Nicola Rossi, Peppino Caldarola e sembra anche Mercedes Bresso, hanno deciso in vario modo di non partecipare – scegliendo una qualche posizione di quelle presumibilmente in campo – alla stagione Congressuale dei DS. E’ già successo, sotto congresso, specialmente nel biennio 1989-91. E’ accaduto che se ne andassero intellettuali, dirigenti… che poi, di volta in volta, altri si avvicinassero o tornassero.
Un movimento complesso, di singoli e di gruppi che ha accompagnato il superamento del PCI, l’evoluzione dal PDS ai DS sino all’emergere della soggettività politica dell’Ulivo, sino ad oggi.
Anche questa non partecipazione è un atto di libertà, che si legittima in sé e va rispettata. Non condivido gli appelli più o meno convinti, del tipo “…ripensateci”.

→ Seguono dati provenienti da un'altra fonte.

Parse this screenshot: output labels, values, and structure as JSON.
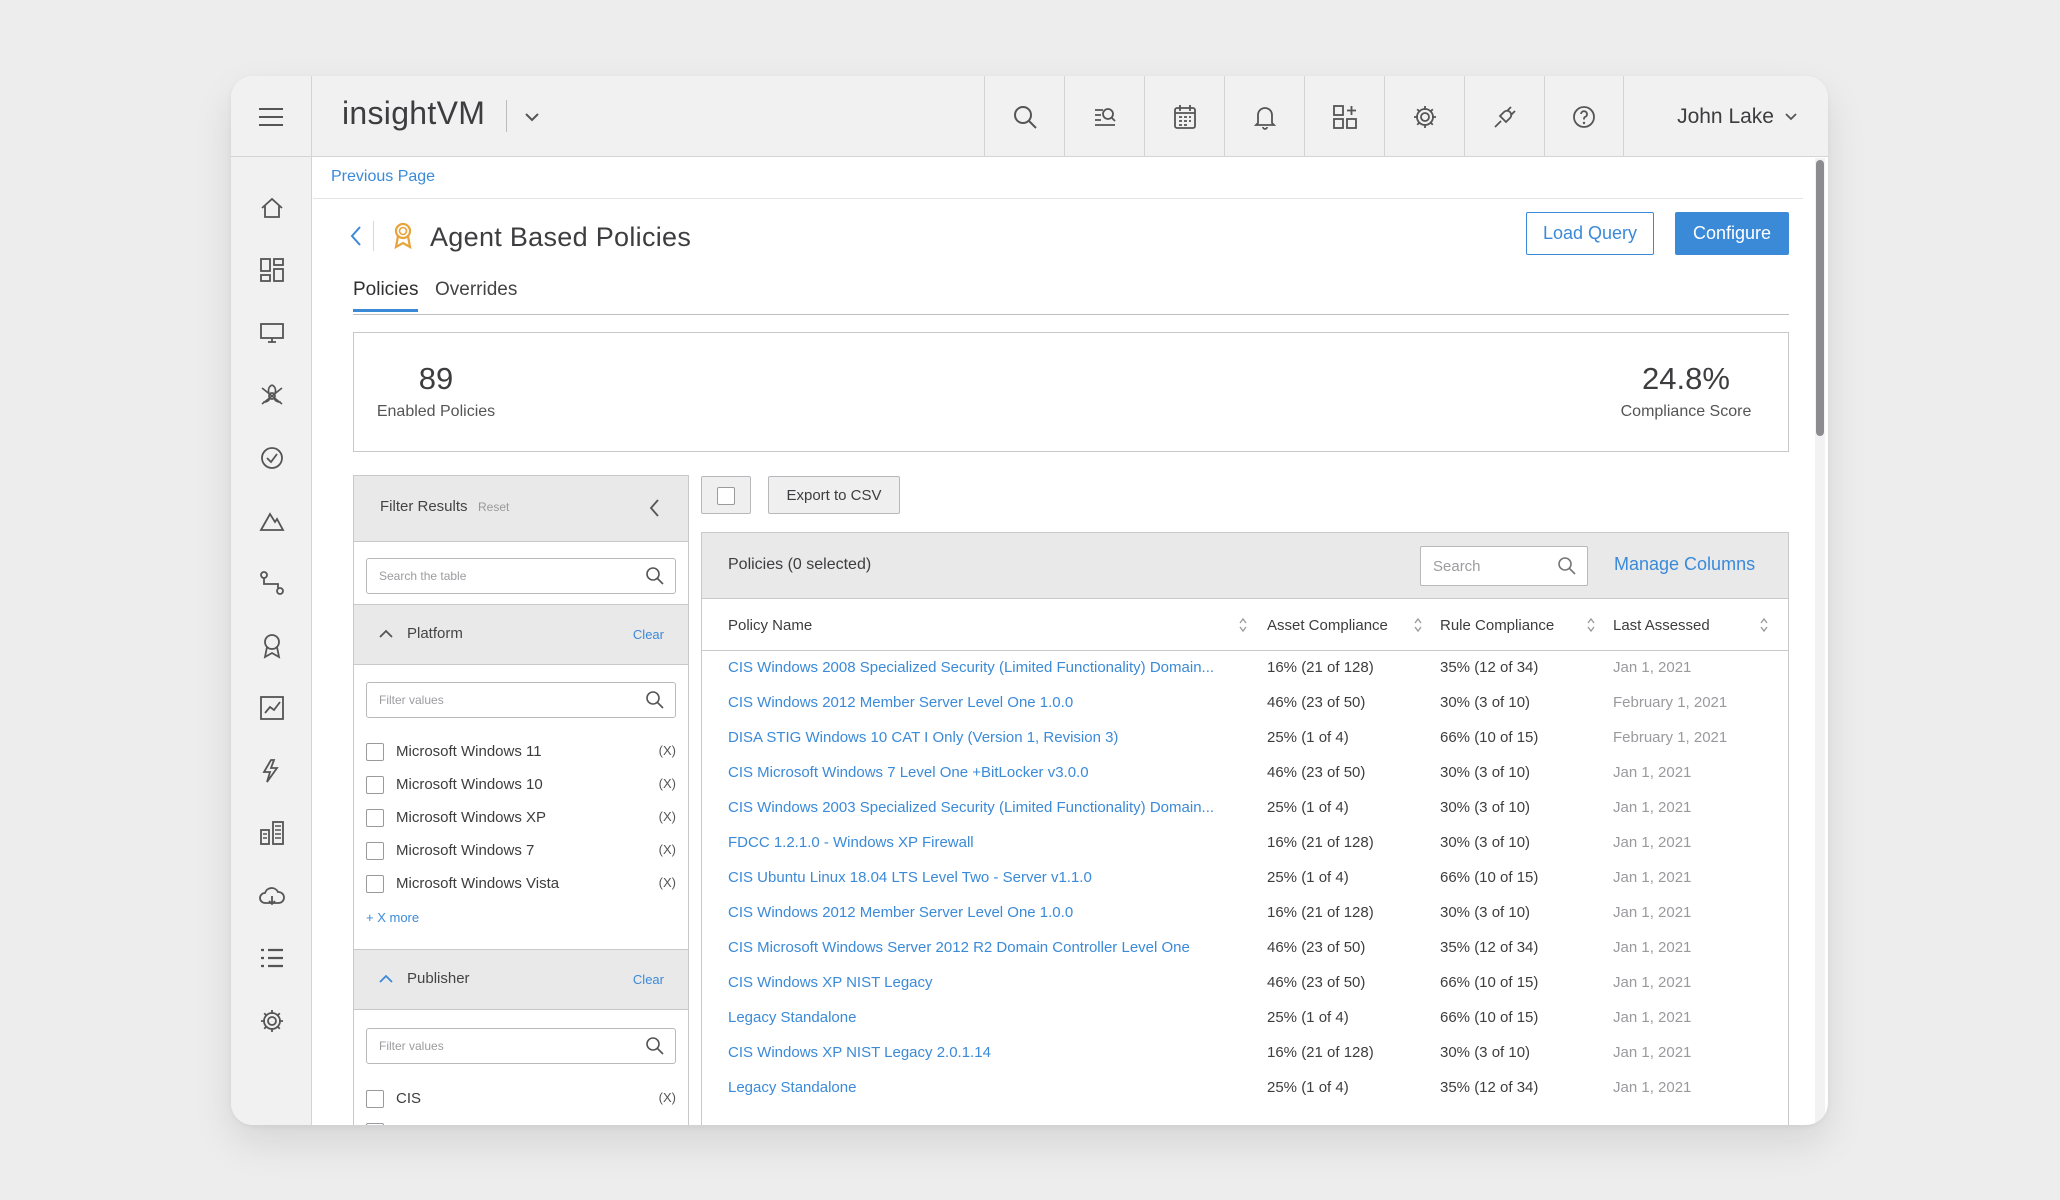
{
  "app": {
    "brand": "insightVM",
    "user_name": "John Lake",
    "accent_color": "#3b8ad8",
    "top_icons": [
      "search-icon",
      "scan-search-icon",
      "calendar-icon",
      "bell-icon",
      "add-widget-icon",
      "gear-icon",
      "plug-icon",
      "help-icon"
    ],
    "left_nav": [
      "home-icon",
      "dashboard-icon",
      "monitor-icon",
      "biohazard-icon",
      "check-circle-icon",
      "mountain-icon",
      "path-icon",
      "award-icon",
      "trend-chart-icon",
      "automation-icon",
      "modules-icon",
      "cloud-icon",
      "list-icon",
      "settings-icon"
    ]
  },
  "breadcrumb": {
    "previous_page": "Previous Page"
  },
  "header": {
    "title": "Agent Based Policies",
    "load_query": "Load Query",
    "configure": "Configure"
  },
  "tabs": [
    {
      "label": "Policies",
      "active": true
    },
    {
      "label": "Overrides",
      "active": false
    }
  ],
  "summary": {
    "enabled_policies": {
      "value": "89",
      "label": "Enabled Policies"
    },
    "compliance_score": {
      "value": "24.8%",
      "label": "Compliance Score"
    }
  },
  "filter": {
    "title": "Filter Results",
    "reset": "Reset",
    "search_placeholder": "Search the table",
    "platform": {
      "title": "Platform",
      "clear": "Clear",
      "placeholder": "Filter values",
      "options": [
        {
          "label": "Microsoft Windows 11",
          "count": "(X)"
        },
        {
          "label": "Microsoft Windows 10",
          "count": "(X)"
        },
        {
          "label": "Microsoft Windows XP",
          "count": "(X)"
        },
        {
          "label": "Microsoft Windows 7",
          "count": "(X)"
        },
        {
          "label": "Microsoft Windows Vista",
          "count": "(X)"
        }
      ],
      "more": "+ X more"
    },
    "publisher": {
      "title": "Publisher",
      "clear": "Clear",
      "placeholder": "Filter values",
      "options": [
        {
          "label": "CIS",
          "count": "(X)"
        }
      ]
    }
  },
  "toolbar": {
    "export": "Export to CSV"
  },
  "table": {
    "title": "Policies (0 selected)",
    "search_placeholder": "Search",
    "manage_columns": "Manage Columns",
    "columns": [
      "Policy Name",
      "Asset Compliance",
      "Rule Compliance",
      "Last Assessed"
    ],
    "rows": [
      [
        "CIS Windows 2008 Specialized Security (Limited Functionality) Domain...",
        "16% (21 of 128)",
        "35% (12 of 34)",
        "Jan 1, 2021"
      ],
      [
        "CIS Windows 2012 Member Server Level One 1.0.0",
        "46% (23 of 50)",
        "30% (3 of 10)",
        "February 1, 2021"
      ],
      [
        "DISA STIG Windows 10 CAT I Only (Version 1, Revision 3)",
        "25% (1 of 4)",
        "66% (10 of 15)",
        "February 1, 2021"
      ],
      [
        "CIS Microsoft Windows 7 Level One +BitLocker v3.0.0",
        "46% (23 of 50)",
        "30% (3 of 10)",
        "Jan 1, 2021"
      ],
      [
        "CIS Windows 2003 Specialized Security (Limited Functionality) Domain...",
        "25% (1 of 4)",
        "30% (3 of 10)",
        "Jan 1, 2021"
      ],
      [
        "FDCC 1.2.1.0 - Windows XP Firewall",
        "16% (21 of 128)",
        "30% (3 of 10)",
        "Jan 1, 2021"
      ],
      [
        "CIS Ubuntu Linux 18.04 LTS Level Two - Server v1.1.0",
        "25% (1 of 4)",
        "66% (10 of 15)",
        "Jan 1, 2021"
      ],
      [
        "CIS Windows 2012 Member Server Level One 1.0.0",
        "16% (21 of 128)",
        "30% (3 of 10)",
        "Jan 1, 2021"
      ],
      [
        "CIS Microsoft Windows Server 2012 R2 Domain Controller Level One",
        "46% (23 of 50)",
        "35% (12 of 34)",
        "Jan 1, 2021"
      ],
      [
        "CIS Windows XP NIST Legacy",
        "46% (23 of 50)",
        "66% (10 of 15)",
        "Jan 1, 2021"
      ],
      [
        "Legacy Standalone",
        "25% (1 of 4)",
        "66% (10 of 15)",
        "Jan 1, 2021"
      ],
      [
        "CIS Windows XP NIST Legacy 2.0.1.14",
        "16% (21 of 128)",
        "30% (3 of 10)",
        "Jan 1, 2021"
      ],
      [
        "Legacy Standalone",
        "25% (1 of 4)",
        "35% (12 of 34)",
        "Jan 1, 2021"
      ]
    ]
  }
}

Se lo fanno ci hanno già pensato.
Per Nicola Rossi, i DS sono uno spazio non agibile per i riformisti, per Mercedes Bresso c’è un eccesso di ambiguità nel processo verso il PD che ci allontanerebbe troppo dal PSE, per Peppino Caldarola la sua “resa” è dovuta al fatto che non c’è la massa critica per bloccare, sostituire il processo verso il PD, e il gruppo dirigente che, inesorabilmente sta guidando il partito dei DS verso la sua estinzione.
Mercedes non me ne vorrà, ma la sua non-scelta non mi ha molto stupita. Nel 2005, quando parte del gruppo dirigente piemontese aprì una vertenza con quello nazionale, per presentare alle elezioni regionali, anche in Piemonte la lista dell’Ulivo.
Mercedes non considerò questa battaglia come dirimente. Anzi, la convinceva di più la presentazione delle liste distinte, DS e Margherita, e della sua, la lista Bresso.
E’ evidente quindi che l’Ulivo soggetto politico propedeutico al PD non era già nella sua sensibilità politica. O forse i passi successivi le sono sembrati ancora più insoddisfacenti.
Le motivazioni che mi hanno più incuriosito sono – però – quelle di Peppino Caldarola, come motivate da lui stesso su “Il Corriere” di oggi.
Angius non è disposto all’alleanza organica con Mussi per una coraggiosa e spregiudicata alleanza, un MIDAS dei DS, per bloccare il percorso e cambiare il gruppo dirigente. Quindi non vale la pena discutere, argomentare, dare una battaglia di minoranza, investire su di essa.
Qui c’è troppo e troppo poco.
Troppo ardimento tattico, subito caduto, e troppa poca fiducia nelle proprie ragioni politiche.
Come scrivevo qualche giorno fa nel blog, troppo “umor nero”.
Ma mi dispiace davvero, per quella sincera amarezza che sento nelle sue parole, il senso di solitudine ferita che non vuole celare, l’orgoglio di una militanza che vuole chiudere “in piedi”, non in ginocchio.
Ma dove vedi tutta questa genete pronta a genuflettersi, ad abdicare, Peppino?